The Antonine Plague (165-180 AD)

Estimated deaths: 5 million
Also known as the Plague of Galen, after the Greek physician who witnessed the events. This outbreak occurred in the wake of two military campaigns that were both led by Marcus Aurelius of the Roman Empire. The first was the Parthian War in Mesopotamia and then the wars against the Marcomanni in northeastern Italy. Roman troops returning from these campaigns brought back more than just tales of battles and loot, they may also have brought back a strange disease which would kill, at its height, about 2,000 a day in Rome. The plague was even suspected of claiming the life of Emperor Lucius Verus in 169 A.D. Verus’ family name was Antoninus which is the name that the plague has come to be associated with.

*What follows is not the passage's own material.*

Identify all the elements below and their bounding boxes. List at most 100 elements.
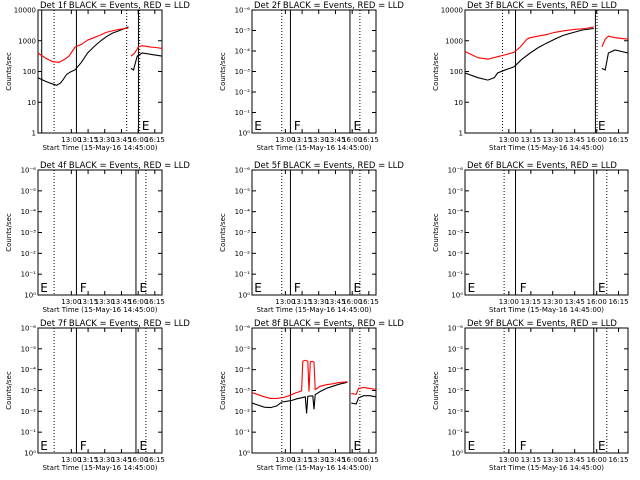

The physician Galen was one of the early witnesses of the outbreak and he recorded his observations in a book, Methodus Medendi. In his book, he mentioned that the affliction produces fever, diarrhea, and pharyngitis (inflammation of the throat), as well as a skin eruption, sometimes dry and sometimes pustular, appearing on the ninth day of the illness. Based on these descriptions given by Galen, many modern scholars believe that the plague was actually an outbreak of the smallpox virus.
The plague was estimated to have had a mortality rate of 25% based on the number of deaths and the numbers suspected to have been infected. On his deathbed, Marcus Aurelius is believed to have uttered the following in relation to the plague: “Weep not for me; think rather of the pestilence and the deaths of so many others.” Roman culture, art, and religion were all affected by the disease. Some historians believe that it was the plague that helped with the rise of Christianity in the empire as people began to search for a spiritual answer to the pestilence.